Former Monaghan footballer Dick Clerkin, who serves as a member of the GAA's Covid-19 Advisory Committee, says there's no case yet where an individual has contracted coronavirus from playing games but insists that on a personal level, he remains apprehensive about the months ahead. 

The GAA today outlined their Covid-19 policy for clubs, where a differentiation is being made between close contacts and casual contacts. 

With dressing rooms and club facilities to remain closed for the time being, and transmission believed to be 19 times more likely in indoor settings, team-mates of a player who has tested positive will be deemed as 'casual contacts' - unless it can be established they've been in close contact, most likely by being in a car or through a social setting outside of club activity. 

This way, the GAA hopes to reduce the number of team-mates who need to be stood down in the event that a team-mate tests positive. 

Speaking to Game On on RTÉ 2fm, Clerkin stressed that there's no evidence of transmission between players when playing games. 

"The player will go into the public health system and contact tracing process, as is the case for anyone. And then any person you've been in close contact with will have to go through the process," he said.

"Now that may well be some of your team members.

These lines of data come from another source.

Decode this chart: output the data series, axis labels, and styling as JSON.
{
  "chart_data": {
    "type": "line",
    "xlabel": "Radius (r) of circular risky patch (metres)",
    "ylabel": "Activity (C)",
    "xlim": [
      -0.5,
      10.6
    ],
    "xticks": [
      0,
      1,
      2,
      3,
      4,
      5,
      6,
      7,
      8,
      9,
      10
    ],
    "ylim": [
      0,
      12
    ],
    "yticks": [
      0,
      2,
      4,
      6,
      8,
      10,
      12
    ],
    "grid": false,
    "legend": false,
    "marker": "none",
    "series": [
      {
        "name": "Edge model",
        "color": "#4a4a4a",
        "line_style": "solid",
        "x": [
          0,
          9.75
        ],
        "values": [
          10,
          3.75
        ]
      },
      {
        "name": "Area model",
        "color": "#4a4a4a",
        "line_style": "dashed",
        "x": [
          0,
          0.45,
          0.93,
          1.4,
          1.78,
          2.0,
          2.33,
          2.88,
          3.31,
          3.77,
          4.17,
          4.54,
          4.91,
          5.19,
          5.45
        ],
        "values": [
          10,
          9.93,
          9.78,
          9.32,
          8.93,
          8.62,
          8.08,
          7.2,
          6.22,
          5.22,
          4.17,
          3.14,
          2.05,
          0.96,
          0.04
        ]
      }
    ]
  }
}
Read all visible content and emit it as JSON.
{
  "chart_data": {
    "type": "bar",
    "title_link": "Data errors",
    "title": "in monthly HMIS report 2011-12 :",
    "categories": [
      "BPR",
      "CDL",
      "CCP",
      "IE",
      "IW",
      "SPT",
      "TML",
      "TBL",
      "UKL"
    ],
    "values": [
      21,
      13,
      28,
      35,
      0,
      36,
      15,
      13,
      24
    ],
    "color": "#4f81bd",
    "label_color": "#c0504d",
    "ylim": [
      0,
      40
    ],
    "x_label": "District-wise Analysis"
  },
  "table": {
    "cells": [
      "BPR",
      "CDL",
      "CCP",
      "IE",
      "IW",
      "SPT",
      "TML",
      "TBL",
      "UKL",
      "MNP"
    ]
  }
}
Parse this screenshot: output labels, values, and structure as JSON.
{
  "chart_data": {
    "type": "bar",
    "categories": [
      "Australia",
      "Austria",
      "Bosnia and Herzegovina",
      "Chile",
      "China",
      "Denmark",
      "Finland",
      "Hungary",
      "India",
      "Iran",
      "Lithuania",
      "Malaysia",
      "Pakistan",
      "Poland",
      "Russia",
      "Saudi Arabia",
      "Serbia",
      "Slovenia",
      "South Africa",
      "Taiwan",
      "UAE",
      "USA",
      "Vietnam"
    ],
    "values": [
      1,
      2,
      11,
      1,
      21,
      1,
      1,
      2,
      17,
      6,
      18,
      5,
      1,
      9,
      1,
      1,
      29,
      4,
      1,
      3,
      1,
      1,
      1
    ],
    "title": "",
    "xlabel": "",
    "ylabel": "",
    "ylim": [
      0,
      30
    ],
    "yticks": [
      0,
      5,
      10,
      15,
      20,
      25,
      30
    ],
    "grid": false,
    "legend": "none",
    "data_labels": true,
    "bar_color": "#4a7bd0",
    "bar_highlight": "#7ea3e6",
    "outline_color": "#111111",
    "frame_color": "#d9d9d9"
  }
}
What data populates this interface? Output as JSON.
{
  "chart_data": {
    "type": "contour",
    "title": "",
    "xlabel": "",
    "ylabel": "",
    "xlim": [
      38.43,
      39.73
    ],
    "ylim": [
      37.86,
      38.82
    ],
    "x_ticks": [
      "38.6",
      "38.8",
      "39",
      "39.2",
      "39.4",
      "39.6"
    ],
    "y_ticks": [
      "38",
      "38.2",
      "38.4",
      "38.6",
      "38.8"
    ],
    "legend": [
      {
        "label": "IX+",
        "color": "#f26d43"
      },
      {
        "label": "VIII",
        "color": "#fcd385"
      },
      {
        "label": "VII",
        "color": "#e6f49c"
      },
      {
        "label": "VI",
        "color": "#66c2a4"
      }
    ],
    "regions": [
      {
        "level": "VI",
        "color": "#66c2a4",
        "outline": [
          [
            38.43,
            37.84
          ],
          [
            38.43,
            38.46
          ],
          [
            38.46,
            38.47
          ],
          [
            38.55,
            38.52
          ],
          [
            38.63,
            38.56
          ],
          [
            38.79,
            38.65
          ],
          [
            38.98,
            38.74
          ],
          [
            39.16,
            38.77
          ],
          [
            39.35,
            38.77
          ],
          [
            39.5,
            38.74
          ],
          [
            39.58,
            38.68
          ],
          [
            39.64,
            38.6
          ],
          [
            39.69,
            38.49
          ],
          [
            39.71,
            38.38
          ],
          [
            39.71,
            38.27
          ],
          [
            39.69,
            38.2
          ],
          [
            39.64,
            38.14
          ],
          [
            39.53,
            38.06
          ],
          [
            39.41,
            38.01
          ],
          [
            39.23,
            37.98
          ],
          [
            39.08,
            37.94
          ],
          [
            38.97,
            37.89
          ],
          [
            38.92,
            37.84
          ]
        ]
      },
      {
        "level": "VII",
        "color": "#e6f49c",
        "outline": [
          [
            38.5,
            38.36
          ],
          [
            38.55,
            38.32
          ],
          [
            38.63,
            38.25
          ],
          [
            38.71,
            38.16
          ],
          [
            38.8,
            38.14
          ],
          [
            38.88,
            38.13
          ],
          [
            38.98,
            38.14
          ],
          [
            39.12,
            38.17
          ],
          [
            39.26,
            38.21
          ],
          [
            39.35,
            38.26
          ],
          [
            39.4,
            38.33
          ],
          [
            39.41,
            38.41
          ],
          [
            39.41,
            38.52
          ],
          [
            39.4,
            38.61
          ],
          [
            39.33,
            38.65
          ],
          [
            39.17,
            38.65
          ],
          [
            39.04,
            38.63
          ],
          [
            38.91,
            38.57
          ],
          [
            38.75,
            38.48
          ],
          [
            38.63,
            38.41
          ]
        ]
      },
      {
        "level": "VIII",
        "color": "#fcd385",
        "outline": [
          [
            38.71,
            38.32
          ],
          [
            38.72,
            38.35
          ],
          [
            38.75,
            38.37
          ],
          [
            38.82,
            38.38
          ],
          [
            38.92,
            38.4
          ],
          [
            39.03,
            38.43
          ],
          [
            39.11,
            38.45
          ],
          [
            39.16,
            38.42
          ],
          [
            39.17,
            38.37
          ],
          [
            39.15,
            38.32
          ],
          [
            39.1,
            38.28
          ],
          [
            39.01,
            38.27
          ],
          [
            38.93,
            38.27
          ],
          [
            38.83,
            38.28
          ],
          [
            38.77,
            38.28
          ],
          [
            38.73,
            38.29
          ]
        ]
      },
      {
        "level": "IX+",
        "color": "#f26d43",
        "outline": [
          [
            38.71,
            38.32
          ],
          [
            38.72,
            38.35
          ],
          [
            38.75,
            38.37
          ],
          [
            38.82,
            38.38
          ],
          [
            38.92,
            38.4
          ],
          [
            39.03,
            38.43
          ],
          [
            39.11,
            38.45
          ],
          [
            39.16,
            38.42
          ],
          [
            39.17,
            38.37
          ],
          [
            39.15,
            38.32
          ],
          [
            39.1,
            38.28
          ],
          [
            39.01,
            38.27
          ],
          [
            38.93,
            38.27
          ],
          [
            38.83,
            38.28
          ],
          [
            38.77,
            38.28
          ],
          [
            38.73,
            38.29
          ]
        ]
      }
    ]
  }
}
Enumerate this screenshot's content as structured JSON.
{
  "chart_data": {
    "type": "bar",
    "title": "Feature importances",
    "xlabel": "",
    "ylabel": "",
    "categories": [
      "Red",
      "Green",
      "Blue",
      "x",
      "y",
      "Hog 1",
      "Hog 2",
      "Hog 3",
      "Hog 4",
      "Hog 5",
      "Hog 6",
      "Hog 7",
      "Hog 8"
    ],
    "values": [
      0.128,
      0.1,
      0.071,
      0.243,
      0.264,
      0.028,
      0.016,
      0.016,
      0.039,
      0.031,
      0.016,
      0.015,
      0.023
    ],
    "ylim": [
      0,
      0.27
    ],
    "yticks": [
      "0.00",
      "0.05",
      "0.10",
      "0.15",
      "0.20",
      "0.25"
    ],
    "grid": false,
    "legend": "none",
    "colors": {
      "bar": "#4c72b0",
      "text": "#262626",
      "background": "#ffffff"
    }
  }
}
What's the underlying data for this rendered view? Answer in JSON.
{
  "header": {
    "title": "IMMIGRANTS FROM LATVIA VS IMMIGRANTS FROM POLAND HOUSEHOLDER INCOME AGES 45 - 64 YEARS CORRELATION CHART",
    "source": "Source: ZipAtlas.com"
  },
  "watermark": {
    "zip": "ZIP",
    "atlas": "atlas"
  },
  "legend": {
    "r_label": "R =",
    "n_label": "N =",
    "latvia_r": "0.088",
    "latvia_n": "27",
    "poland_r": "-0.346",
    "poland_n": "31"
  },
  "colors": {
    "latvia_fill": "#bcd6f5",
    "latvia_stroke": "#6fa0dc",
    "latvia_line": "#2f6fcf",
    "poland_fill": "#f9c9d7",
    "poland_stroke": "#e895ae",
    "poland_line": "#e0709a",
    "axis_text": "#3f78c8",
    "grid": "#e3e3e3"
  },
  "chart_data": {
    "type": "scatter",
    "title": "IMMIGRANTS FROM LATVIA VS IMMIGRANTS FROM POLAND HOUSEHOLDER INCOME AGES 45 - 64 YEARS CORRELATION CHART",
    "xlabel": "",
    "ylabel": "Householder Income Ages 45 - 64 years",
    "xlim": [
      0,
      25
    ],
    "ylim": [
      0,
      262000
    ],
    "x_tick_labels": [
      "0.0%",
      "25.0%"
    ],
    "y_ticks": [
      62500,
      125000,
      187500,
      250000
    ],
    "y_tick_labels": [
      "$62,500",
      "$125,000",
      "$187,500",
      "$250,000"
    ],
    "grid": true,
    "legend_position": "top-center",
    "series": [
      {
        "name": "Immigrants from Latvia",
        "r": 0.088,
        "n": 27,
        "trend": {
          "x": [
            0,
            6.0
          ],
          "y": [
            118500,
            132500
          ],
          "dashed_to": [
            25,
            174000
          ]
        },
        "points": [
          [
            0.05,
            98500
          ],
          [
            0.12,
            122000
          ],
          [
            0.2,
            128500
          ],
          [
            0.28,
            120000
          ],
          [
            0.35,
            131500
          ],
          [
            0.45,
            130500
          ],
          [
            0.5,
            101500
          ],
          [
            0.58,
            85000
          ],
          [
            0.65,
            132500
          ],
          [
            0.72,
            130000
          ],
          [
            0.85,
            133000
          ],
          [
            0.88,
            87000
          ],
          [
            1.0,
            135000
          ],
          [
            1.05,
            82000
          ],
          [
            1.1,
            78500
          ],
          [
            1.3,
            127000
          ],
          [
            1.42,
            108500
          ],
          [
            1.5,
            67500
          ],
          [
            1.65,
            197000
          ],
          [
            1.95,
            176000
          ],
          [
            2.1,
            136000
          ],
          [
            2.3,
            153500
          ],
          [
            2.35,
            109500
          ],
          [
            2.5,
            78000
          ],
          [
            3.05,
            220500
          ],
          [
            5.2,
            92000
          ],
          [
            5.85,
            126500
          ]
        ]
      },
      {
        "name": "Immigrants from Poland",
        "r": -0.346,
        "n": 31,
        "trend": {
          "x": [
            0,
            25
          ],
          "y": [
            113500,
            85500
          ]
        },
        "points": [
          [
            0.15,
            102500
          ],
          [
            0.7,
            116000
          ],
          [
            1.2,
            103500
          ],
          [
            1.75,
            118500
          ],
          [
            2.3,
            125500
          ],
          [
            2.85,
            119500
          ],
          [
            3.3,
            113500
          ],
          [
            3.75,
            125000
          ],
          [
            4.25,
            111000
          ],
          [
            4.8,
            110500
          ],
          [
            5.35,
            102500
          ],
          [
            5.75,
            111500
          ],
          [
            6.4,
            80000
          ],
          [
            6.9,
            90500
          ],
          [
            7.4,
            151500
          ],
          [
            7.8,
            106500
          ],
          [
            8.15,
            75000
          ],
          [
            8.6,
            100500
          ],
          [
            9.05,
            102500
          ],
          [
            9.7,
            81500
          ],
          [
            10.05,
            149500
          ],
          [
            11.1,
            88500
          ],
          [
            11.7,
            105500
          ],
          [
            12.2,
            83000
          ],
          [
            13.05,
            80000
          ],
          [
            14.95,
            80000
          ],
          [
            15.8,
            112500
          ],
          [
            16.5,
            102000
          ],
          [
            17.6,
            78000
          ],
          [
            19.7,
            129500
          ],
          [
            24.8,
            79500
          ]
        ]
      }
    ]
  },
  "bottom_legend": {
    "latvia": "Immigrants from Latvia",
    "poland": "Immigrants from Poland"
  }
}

But from what we've learned to date, that won't be simply as a result of playing games. 

"We have the cases, well publicised, where club players have contracted it and the teams have taken the steps that have been advised. Following that, there's no case where it was proven where there was any transmission from playing games."

Clerkin acknowledged that clubs could potentially have to do without star players who has contracted the virus - and who may be low risk - but he emphatically dismissed the possibility of allowing players to take the field in those circumstances.

Dressing rooms are to remain closed

"We are looking at a worst case scenario like a high profile championship game and a star player is ruled out. The odds of that happening are small but it potentially could happen. 

"In the same way as any of us test positive at the moment, we don't go to work, we don't see out friends and family, we go into isolation and GAA players can't be any different.

"It might seem tough in the event that this might happen - but what's the alternative? There can't be a case of allowing players to play even though they're low risk. That's not happening. That couldn't be countenanced. Could fixtures be delayed to allow things to clear? But when you play that out, it's two weeks and the knock-on effect of that is just colossal. 

"I think the message is that players have to be careful. It's up to yourself, if you're doing the right things, if you're not car-pooling, if you're not in close confines with people, you've nothing to worry about. If you're not, if you're being slack and you might get a phone call to say you've been a close contact, well then you're putting yourself and your team-mates at risk.

"The GAA are trying to provide an environment to keep that risk as low as possible. It's not a zero risk game, we can't eliminate it. The only way we could do that is to shut up shop completely and no one wants to do that."

Clerkin had sounded a more cautious and conservative note early in the summer, when others were calling for the opening up of pitches. 

While the GAA's posture has changed lately, with the programme of club and county games announced, the ex-Monaghan player said that he personally - as distinct from the committee - feels apprehension about the next few months and fears complacency has set in. 

Clerkin sounded urged caution in the road ahead

He is keen to stress that events could change and there remains the possibility that a backward step might need to be taken.

"Speaking personally - I'm not speaking for the committee here - I'm very apprehensive.  I think there's an element of complacency. But you don't have to look too far to see that things can go wrong. 

"To think we're out of the woods is being a bit naive. All this talk like club v county, all these old chestnuts cropping up, 

"I just find them very frustrating. Come October or November, if the only we're talking about is the unfairness of the provincial system and club v county and all the rest, I'll be delighted. Because that means the Covid stuff has worked and we've done the right things. But I think all that talk is too far ahead. 

"We've a few milestones ahead, we've to get through all the training, get clubs back playing for a couple of months and have no step back. And then we can worry about all the other stuff. But I would be apprehensive because I think there's an element where we're getting too far ahead of ourselves. 

"Reflect on what has worked well, tell people to keep doing that, not get too far ahead of ourselves because things can go back very quickly as we've seen elsewhere. But hopefully that won't happen."